Ermanno Maurizio di Sassonia (più conosciuto col solo nome di Maurizio di Sassonia) nacque a Goslar, nella Bassa Sassonia, figlio illegittimo di Augusto II, re di Polonia ed Elettore di Sassonia, e della Contessa Aurora von Königsmarck. Venne battezzato come Hermann Moritz e subito chiamato con i titoli di "Conte di Sassonia" o "Conte de la Raute".
Maurizio ottenne dal padre durante il suo vicariato imperiale il grado di colonnello in un reggimento di corazzieri. Nel 1706 egli studiò musica e filosofia ad Halle e già allora era considerato un bambino prodigio. Nel 1709 egli si distinse combattendo nelle Fiandre agli ordini di Eugenio di Savoia e del duca di Marlborough e altrettanto fece nel 1711 a Stralsund, nel corso della grande guerra del Nord, sotto gli occhi del padre.

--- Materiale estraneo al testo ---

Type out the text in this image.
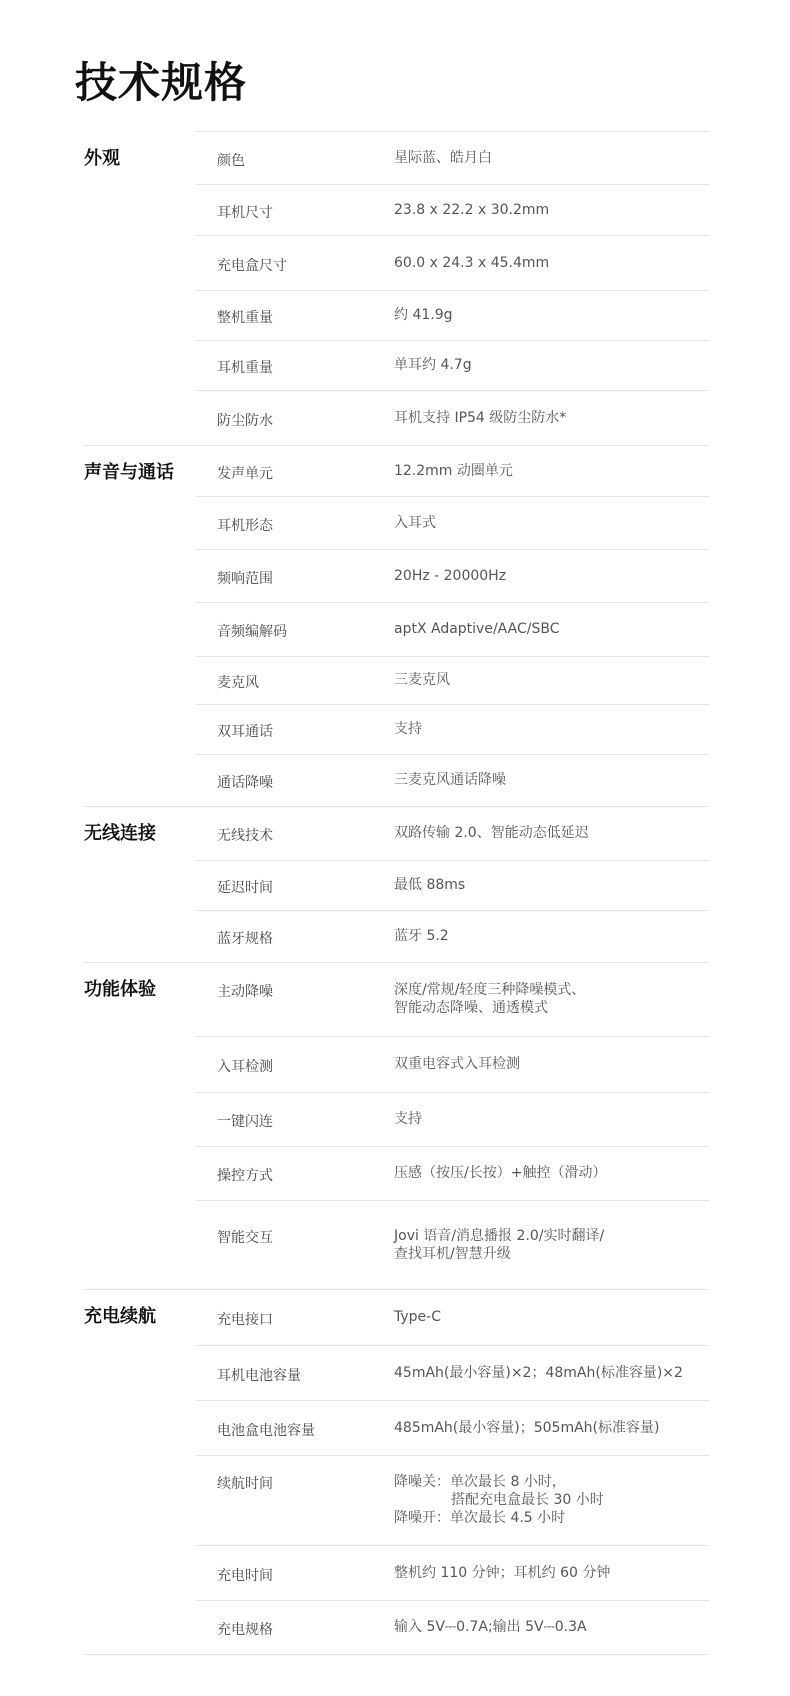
技术规格
外观	颜色	星际蓝、皓月白
耳机尺寸	23.8 x 22.2 x 30.2mm
充电盒尺寸	60.0 x 24.3 x 45.4mm
整机重量	约 41.9g
耳机重量	单耳约 4.7g
防尘防水	耳机支持 IP54 级防尘防水*
声音与通话	发声单元	12.2mm 动圈单元
耳机形态	入耳式
频响范围	20Hz - 20000Hz
音频编解码	aptX Adaptive/AAC/SBC
麦克风	三麦克风
双耳通话	支持
通话降噪	三麦克风通话降噪
无线连接	无线技术	双路传输 2.0、智能动态低延迟
延迟时间	最低 88ms
蓝牙规格	蓝牙 5.2
功能体验	主动降噪	深度/常规/轻度三种降噪模式、
智能动态降噪、通透模式
入耳检测	双重电容式入耳检测
一键闪连	支持
操控方式	压感（按压/长按）+触控（滑动）
智能交互	Jovi 语音/消息播报 2.0/实时翻译/
查找耳机/智慧升级
充电续航	充电接口	Type-C
耳机电池容量	45mAh(最小容量)×2；48mAh(标准容量)×2
电池盒电池容量	485mAh(最小容量)；505mAh(标准容量)
续航时间	降噪关：单次最长 8 小时，
搭配充电盒最长 30 小时
降噪开：单次最长 4.5 小时
充电时间	整机约 110 分钟；耳机约 60 分钟
充电规格	输入 5V⎓0.7A;输出 5V⎓0.3A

Subito dopo la madre lo fece sposare alla ricca contessa di Löben, matrimonio che venne sciolto dieci anni dopo.
Tuttavia, nel 1729, spinto da pressioni russe, Maurizio lasciò la Curlandia per ritornare in Francia e nel 1733 si distinse combattendo nella zona del Reno Superiore durante la guerra di successione polacca e nel 1736 venne promosso tenente generale.
Nel 1743 creò nuovamente un proprio Corpo franco, i Volontaires de Saxe, che erano direttamente al suo personale servizio.
La sua campagna del 1744 nelle Fiandre, sotto il comando nominale di Luigi XV, fu il capolavoro della sua "arte della guerra", mentre costringeva all'inattività il nemico, superiore di numero.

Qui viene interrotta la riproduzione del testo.